Elon Musk has confirmed that X’s long-promised payments layer, X Money, is already running inside the company — but Dogecoin, his on-again-off-again favorite meme coin, has barely twitched.
Replying to developer and X feature-watcher Nima Owji on December 10, Musk dropped a characteristically terse update: “It has been launched internally.” Within hours, promoter Mario Nawfal was broadcasting that “X MONEY IS LIVE BEHIND CLOSED DOORS, PUBLIC LAUNCH NEXT,” describing the system as “quietly tested by employees and early users while the rest of the world waits for access.”
It has been launched internally
— Elon Musk (@elonmusk) December 10, 2025
The market, however, did not exactly wait breathlessly. As of press time, Dogecoin traded around $0.137, down less than 0.1% on the day — essentially noise, given an intraday range between roughly $0.137 and $0.150. For a coin that once ripped 20–30% on a single Elon meme, this is… subdued.
Why Is The Dogecoin Price Not Reacting?
The contrast with earlier X Money headlines is stark. When Musk first framed the payments stack as part of a broader relaunch of XChat in mid-November, he boasted that X had “just rolled out an entire new communications stack with encrypted messages, audio/video calls and file transfer,” adding pointedly: “Money comes out soon… X will be the everything app.”

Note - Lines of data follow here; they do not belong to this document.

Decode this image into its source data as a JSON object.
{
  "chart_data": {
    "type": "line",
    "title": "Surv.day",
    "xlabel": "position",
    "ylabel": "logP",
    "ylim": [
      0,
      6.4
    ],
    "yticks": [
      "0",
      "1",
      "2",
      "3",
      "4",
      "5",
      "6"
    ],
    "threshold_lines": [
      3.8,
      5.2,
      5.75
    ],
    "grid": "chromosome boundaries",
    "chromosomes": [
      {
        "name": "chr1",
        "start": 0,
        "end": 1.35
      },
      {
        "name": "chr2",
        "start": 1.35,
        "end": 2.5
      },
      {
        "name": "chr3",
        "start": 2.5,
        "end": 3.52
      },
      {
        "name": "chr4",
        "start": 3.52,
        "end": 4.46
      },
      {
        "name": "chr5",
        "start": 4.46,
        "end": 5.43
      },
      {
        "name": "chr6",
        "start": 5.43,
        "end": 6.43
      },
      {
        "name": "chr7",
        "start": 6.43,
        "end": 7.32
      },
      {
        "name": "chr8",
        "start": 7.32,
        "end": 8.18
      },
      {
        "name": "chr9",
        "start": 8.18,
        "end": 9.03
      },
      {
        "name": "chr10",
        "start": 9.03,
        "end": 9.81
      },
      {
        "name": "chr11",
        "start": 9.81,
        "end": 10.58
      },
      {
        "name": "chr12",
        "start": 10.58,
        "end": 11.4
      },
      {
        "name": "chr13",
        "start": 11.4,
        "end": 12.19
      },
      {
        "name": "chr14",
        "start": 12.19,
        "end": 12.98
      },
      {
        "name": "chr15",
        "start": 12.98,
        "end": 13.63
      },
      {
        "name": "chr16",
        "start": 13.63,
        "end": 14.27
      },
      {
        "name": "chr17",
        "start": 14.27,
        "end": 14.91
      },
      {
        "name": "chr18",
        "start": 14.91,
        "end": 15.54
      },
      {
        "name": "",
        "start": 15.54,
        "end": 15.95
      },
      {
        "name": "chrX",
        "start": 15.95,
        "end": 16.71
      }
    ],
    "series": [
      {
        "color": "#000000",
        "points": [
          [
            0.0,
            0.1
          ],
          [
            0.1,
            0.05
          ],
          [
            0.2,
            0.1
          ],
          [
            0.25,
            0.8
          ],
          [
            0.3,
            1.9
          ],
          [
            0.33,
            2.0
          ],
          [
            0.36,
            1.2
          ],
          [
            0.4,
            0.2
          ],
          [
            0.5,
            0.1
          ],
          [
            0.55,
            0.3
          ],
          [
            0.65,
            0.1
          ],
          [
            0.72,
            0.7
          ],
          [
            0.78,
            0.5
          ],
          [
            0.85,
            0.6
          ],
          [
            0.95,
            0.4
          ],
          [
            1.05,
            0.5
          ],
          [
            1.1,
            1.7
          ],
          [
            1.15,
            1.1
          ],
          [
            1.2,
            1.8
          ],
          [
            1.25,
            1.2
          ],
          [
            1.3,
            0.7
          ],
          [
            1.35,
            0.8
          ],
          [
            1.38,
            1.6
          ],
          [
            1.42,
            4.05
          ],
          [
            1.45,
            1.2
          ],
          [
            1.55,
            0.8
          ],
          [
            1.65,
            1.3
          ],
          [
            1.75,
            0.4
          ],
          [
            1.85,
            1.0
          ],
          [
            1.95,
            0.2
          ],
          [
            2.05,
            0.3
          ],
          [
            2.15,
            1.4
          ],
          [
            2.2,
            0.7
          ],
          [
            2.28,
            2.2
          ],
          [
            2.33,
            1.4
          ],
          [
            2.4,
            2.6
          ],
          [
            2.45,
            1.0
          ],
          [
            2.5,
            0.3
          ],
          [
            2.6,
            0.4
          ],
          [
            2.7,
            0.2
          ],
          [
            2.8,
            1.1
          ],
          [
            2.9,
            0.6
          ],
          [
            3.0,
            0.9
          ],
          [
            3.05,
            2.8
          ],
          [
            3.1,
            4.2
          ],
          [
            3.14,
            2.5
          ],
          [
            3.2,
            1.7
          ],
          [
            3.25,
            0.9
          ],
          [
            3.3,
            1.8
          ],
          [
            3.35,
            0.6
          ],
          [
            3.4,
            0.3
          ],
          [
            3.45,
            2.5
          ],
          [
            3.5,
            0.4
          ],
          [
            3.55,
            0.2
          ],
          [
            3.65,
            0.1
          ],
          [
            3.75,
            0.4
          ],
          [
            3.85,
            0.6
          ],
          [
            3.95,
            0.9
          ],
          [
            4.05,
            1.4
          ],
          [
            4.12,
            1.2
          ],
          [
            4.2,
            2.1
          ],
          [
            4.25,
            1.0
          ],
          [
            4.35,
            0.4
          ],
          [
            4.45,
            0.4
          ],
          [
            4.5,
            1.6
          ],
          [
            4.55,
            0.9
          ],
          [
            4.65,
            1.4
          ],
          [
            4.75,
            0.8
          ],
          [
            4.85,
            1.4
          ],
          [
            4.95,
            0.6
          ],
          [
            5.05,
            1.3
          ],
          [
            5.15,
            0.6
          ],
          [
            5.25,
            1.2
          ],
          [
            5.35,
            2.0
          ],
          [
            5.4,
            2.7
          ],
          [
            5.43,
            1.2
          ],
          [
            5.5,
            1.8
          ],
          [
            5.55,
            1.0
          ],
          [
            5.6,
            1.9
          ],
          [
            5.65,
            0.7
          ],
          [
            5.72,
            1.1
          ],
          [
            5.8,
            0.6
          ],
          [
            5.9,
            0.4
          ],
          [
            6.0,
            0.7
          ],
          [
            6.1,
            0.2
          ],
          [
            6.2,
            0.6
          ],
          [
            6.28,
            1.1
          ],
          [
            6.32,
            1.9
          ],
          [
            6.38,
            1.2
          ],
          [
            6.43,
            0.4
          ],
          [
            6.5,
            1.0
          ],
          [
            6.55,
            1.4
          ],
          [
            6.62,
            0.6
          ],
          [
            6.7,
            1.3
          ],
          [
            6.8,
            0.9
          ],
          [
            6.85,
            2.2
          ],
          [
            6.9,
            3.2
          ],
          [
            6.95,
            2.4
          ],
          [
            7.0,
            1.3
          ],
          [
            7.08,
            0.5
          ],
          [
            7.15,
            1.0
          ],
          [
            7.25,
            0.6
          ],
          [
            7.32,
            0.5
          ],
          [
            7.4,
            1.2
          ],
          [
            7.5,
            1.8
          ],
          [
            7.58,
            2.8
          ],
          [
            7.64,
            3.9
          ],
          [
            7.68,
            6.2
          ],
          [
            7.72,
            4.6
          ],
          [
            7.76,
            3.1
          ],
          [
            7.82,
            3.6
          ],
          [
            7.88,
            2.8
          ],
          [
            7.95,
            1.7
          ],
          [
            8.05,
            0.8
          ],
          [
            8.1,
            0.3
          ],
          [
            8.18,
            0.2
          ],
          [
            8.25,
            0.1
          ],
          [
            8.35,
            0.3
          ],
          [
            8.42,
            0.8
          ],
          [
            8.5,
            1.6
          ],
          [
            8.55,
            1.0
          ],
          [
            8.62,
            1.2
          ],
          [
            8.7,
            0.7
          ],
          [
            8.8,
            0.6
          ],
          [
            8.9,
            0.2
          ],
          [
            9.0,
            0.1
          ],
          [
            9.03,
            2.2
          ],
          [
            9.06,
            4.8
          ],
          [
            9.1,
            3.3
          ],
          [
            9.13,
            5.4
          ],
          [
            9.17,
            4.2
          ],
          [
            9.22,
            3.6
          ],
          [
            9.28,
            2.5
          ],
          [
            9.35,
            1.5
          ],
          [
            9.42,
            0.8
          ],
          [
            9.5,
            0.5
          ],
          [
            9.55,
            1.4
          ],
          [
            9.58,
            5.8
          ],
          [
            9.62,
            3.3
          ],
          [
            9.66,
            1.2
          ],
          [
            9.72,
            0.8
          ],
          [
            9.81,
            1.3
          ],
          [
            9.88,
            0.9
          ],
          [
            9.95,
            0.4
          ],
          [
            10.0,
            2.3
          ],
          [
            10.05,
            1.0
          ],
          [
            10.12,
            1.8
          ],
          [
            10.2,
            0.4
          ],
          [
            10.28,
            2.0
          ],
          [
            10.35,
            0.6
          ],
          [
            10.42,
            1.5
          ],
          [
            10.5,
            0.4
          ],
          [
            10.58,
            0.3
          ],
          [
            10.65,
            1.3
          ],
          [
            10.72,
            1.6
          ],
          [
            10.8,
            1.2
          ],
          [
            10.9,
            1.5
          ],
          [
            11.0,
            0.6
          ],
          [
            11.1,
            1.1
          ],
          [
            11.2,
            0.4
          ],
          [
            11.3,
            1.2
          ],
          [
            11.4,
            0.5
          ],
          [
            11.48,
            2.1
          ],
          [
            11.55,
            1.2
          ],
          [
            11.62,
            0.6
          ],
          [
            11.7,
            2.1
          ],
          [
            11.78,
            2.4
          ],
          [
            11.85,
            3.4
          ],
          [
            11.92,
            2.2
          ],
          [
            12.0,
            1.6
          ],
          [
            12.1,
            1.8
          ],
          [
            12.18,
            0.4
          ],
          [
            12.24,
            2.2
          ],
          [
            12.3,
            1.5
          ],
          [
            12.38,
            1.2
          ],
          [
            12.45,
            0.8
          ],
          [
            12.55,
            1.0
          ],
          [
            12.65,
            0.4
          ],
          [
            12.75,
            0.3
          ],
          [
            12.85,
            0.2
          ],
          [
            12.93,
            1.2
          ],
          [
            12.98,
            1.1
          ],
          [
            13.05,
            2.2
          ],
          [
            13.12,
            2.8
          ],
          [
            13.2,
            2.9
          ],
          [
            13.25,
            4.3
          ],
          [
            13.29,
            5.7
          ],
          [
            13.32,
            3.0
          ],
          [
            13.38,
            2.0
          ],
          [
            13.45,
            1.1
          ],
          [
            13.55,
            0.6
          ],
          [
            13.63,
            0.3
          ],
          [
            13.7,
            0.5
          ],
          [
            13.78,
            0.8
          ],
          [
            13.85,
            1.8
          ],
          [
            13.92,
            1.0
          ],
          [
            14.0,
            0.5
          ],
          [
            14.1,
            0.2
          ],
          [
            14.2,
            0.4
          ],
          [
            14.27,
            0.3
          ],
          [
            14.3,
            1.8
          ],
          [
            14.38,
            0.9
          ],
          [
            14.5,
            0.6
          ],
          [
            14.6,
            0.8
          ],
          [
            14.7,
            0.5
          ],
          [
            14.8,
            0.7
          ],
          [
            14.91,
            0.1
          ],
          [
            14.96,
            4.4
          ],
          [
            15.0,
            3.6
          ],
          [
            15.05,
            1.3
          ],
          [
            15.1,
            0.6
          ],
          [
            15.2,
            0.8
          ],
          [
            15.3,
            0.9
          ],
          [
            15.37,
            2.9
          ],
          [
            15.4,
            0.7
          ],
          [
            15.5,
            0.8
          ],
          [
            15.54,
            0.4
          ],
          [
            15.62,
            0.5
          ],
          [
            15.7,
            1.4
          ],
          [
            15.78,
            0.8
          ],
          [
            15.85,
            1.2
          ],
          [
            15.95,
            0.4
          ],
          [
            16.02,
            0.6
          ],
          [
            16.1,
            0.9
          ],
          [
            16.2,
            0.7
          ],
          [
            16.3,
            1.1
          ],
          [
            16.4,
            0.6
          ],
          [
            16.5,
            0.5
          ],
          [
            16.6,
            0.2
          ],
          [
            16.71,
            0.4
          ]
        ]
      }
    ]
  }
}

Dogecoin and other high-beta names squeezed higher on that story, if only briefly. Back in May, when Musk confirmed that a beta version of X Money was coming, DOGE jumped from about $0.08 to $0.09 on the announcement — a double-digit percentage move triggered by one more hint that the dog might be wired into X’s rails.
Today’s non-reaction lands against a deeper build-out of X Money in the background. According to a recent job posting, X Money is hiring a technical lead to design a payments platform “from the ground up” for more than 600 million monthly users, with an emphasis on distributed systems and secure transactions.
The description notably does not mention crypto or Dogecoin at all. Notably, X Money already announced a partnership with Visa earlier this year for an “X Money Account” that would fund wallets and peer-to-peer payments, while Solana figures — including ecosystem advisor Nikita Bier, now at X — have publicly signaled they are eager to help.
Crucially, Musk has not exactly gone quiet on Dogecoin in general. On November 3 he posted “It’s time” on X, reviving his old promise to “put a literal Dogecoin on the literal moon” via a SpaceX mission, as reported by Bitcoinist.
In mid-October he waded into the “energy money” debate, backing Bitcoin as impossible to “fake” because it is grounded in energy and then replying with an approving emoji when a Dogecoin community account insisted that “Dogecoin is also based on energy” — his “first explicit nod toward DOGE in a while,” as reported on NewsBTC.
Even more recently, on October 11 and again on November 15, Musk posted Doge-coded content — a Shiba Inu mascot image, then a meme of a Shiba playing a banjo — that historically would have lit up DOGE order books. However, this time, Dogecoin’s response was muted to outright negative.
In other words, the last few times Musk has talked about or referenced Dogecoin on X, the market reaction has been steadily decaying. So when he now says X Money “has been launched internally,” the absence of a pump in DOGE looks less like a mystery and more like a trend.
At press time, DOGE traded at $0.13765.